However, it is well within Fronzuto's and Conant's jurisdiction to close off parts - or even all - of the island's three harbors to the taking of any shellfish species.

"I know that there was a lot of discussion about this, but we have to have this type of density to have some type of reproduction," Fronzuto told SHAB at its Sept. 18 meeting. "We have the food sources in Second Bend to feed these scallops. We have absolutely no way of tracking them if we put them in separate places."

Conant needed a sheltered part of the harbor to release the roughly 850,000 scallop seed that were spawned off island this spring and are now outgrowing their upwellers off Brant Point. Although Mercer is removing green crabs - an invasive species that regularly dines on scallops - from Second Bend using traps, he and Conant are not finding more than one or two scallops per 12-squarefeet in this part of the harbor.

Conant said that he and Fronzuto chose Second Bend for the seed nursery because of the naturally protective feature of a sand spit jutting well into the harbor from Third Point.

"If we put them in the middle of the harbor, they could pretty much take off and go anywhere, [while] the spit creates a natural barrier," Conant said, explaining that the other bends along Coatue are more exposed to the frequent, strong northeast storms during the winter. "What we want to know is how many of these scallops are going to make it through the season, overwinter, be able to spawn and make it to the [next] fishing season."

Several years ago, Fronzuto closed Madaket Harbor from Jackson Point to Warren's Landing to scalloping to protect an abundant set of seed in the area. At past meetings, SHAB has discussed closing certain parts of Nantucket Harbor to scalloping to act as seed sanctuaries, or closing a portion of the harbor to dredging and allowing only divers to scallop in an effort to save both seed and eelgrass, but no consensus was ever reached and no decision ever made.

"When we left it, we had suggested five or six areas the whole of Second Bend was never discussed," said SHAB member Marina Finch at the Sept. 4 meeting.

Conant's and Fronzuto's choice of Second Bend for a seed sanctuary is a taste of what Conant talked about in late September 2005 when he warned SHAB about a three- to five-year period of low harvests and shared his plan for more strictly managing the bay scallop fishery to help boost the natural populations for the long-term survival of the fishery.

"It doesn't look like we're going to close the fishery down, and it doesn't look like we're going to impose that [growth] ring rule again, so we have to do what we can to save the fishery," he said.

SHAB members at the Sept. 18 meeting, after hearing Fronzuto's logic behind closing the waters of Second Bend to commercial dredging and recreational pushraking, but not to divers, warmed to the idea and endorsed a map of the closure area now being distributed to the public by the Marine Department.

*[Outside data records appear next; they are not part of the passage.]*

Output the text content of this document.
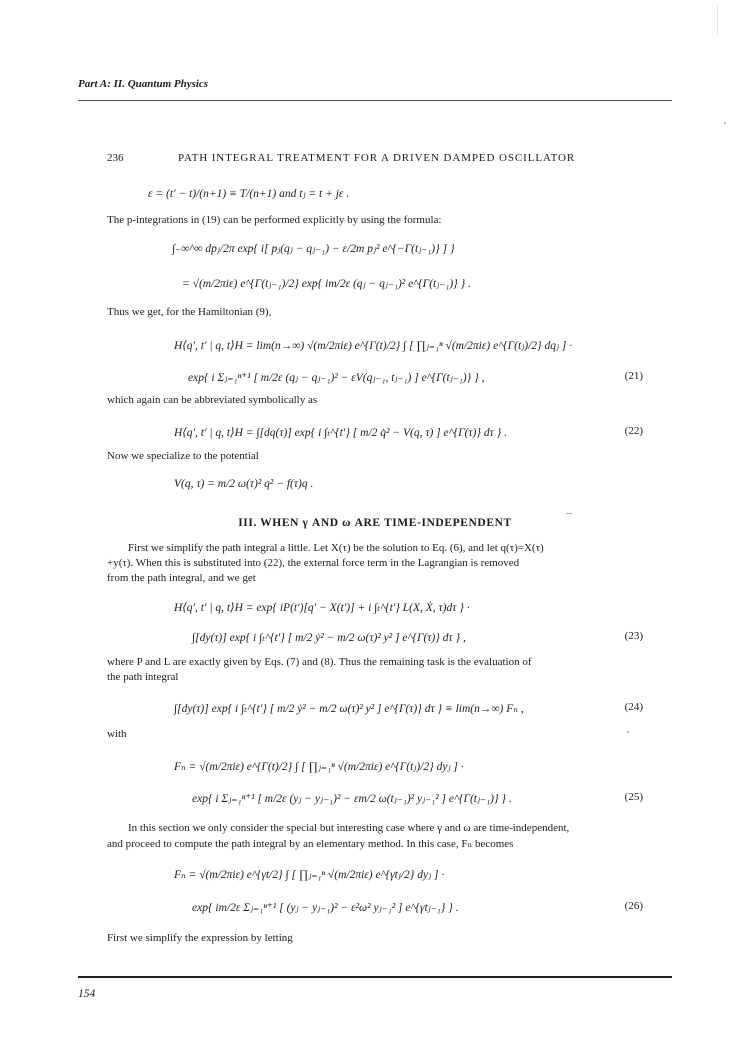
Part A: II. Quantum Physics
236	PATH INTEGRAL TREATMENT FOR A DRIVEN DAMPED OSCILLATOR
ε = (t′ − t)/(n+1) ≡ T/(n+1) and tⱼ = t + jε .
The p-integrations in (19) can be performed explicitly by using the formula:
∫₋∞^∞ dpⱼ/2π exp{ i[ pⱼ(qⱼ − qⱼ₋₁) − ε/2m pⱼ² e^{−Γ(tⱼ₋₁)} ] }
= √(m/2πiε) e^{Γ(tⱼ₋₁)/2} exp{ im/2ε (qⱼ − qⱼ₋₁)² e^{Γ(tⱼ₋₁)} } .
Thus we get, for the Hamiltonian (9),
H⟨q′, t′ | q, t⟩H = lim(n→∞) √(m/2πiε) e^{Γ(t)/2} ∫ [ ∏ⱼ₌₁ⁿ √(m/2πiε) e^{Γ(tⱼ)/2} dqⱼ ] ·
exp{ i Σⱼ₌₁ⁿ⁺¹ [ m/2ε (qⱼ − qⱼ₋₁)² − εV(qⱼ₋₁, tⱼ₋₁) ] e^{Γ(tⱼ₋₁)} } ,	(21)
which again can be abbreviated symbolically as
H⟨q′, t′ | q, t⟩H = ∫[dq(τ)] exp{ i ∫ₜ^{t′} [ m/2 q̇² − V(q, τ) ] e^{Γ(τ)} dτ } .	(22)
Now we specialize to the potential
V(q, τ) = m/2 ω(τ)² q² − f(τ)q .
III. WHEN γ AND ω ARE TIME-INDEPENDENT
First we simplify the path integral a little. Let X(τ) be the solution to Eq. (6), and let q(τ)=X(τ)
+y(τ). When this is substituted into (22), the external force term in the Lagrangian is removed
from the path integral, and we get
H⟨q′, t′ | q, t⟩H = exp{ iP(t′)[q′ − X(t′)] + i ∫ₜ^{t′} L(X, Ẋ, τ)dτ } ·
∫[dy(τ)] exp{ i ∫ₜ^{t′} [ m/2 ẏ² − m/2 ω(τ)² y² ] e^{Γ(τ)} dτ } ,	(23)
where P and L are exactly given by Eqs. (7) and (8). Thus the remaining task is the evaluation of
the path integral
∫[dy(τ)] exp{ i ∫ₜ^{t′} [ m/2 ẏ² − m/2 ω(τ)² y² ] e^{Γ(τ)} dτ } ≡ lim(n→∞) Fₙ ,	(24)
with
Fₙ = √(m/2πiε) e^{Γ(t)/2} ∫ [ ∏ⱼ₌₁ⁿ √(m/2πiε) e^{Γ(tⱼ)/2} dyⱼ ] ·
exp{ i Σⱼ₌₁ⁿ⁺¹ [ m/2ε (yⱼ − yⱼ₋₁)² − εm/2 ω(tⱼ₋₁)² yⱼ₋₁² ] e^{Γ(tⱼ₋₁)} } .	(25)
In this section we only consider the special but interesting case where γ and ω are time-independent,
and proceed to compute the path integral by an elementary method. In this case, Fₙ becomes
Fₙ = √(m/2πiε) e^{γt/2} ∫ [ ∏ⱼ₌₁ⁿ √(m/2πiε) e^{γtⱼ/2} dyⱼ ] ·
exp{ im/2ε Σⱼ₌₁ⁿ⁺¹ [ (yⱼ − yⱼ₋₁)² − ε²ω² yⱼ₋₁² ] e^{γtⱼ₋₁} } .	(26)
First we simplify the expression by letting
154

"I'm not against sanctuaries, don't get me wrong, but this is a very productive area," said SHAB member and scalloper Doug Smith, who agreed to go along with the Second Bend closure for just one year. "Two years ago, I personally spent one month in there and I was making one tow a day for 12, 14 bushels."

Fronzuto assured Smith and the rest of SHAB that Second Bend would reopen to all methods of scalloping on the first day of next year's commercial scalloping season, Nov. 3, 2008.

Backing up Fronzuto and Conant was bay scallop researcher Stephen Estabrooks, who said spawning scallops off island and then providing them with a safe, nurturing environment to grow is vital to the survival of Nantucket's bay scallop fishery.

"You need a lot of scallops to have a lot of scallops - right now we're just down so low," said Estabrooks. "Now, they're just so scattered, so far apart you're not going to get any reproduction. At some point, you're going to have to start talking about closing the harbors. What we do now in these next few years is going to be critical to preventing us from going that way."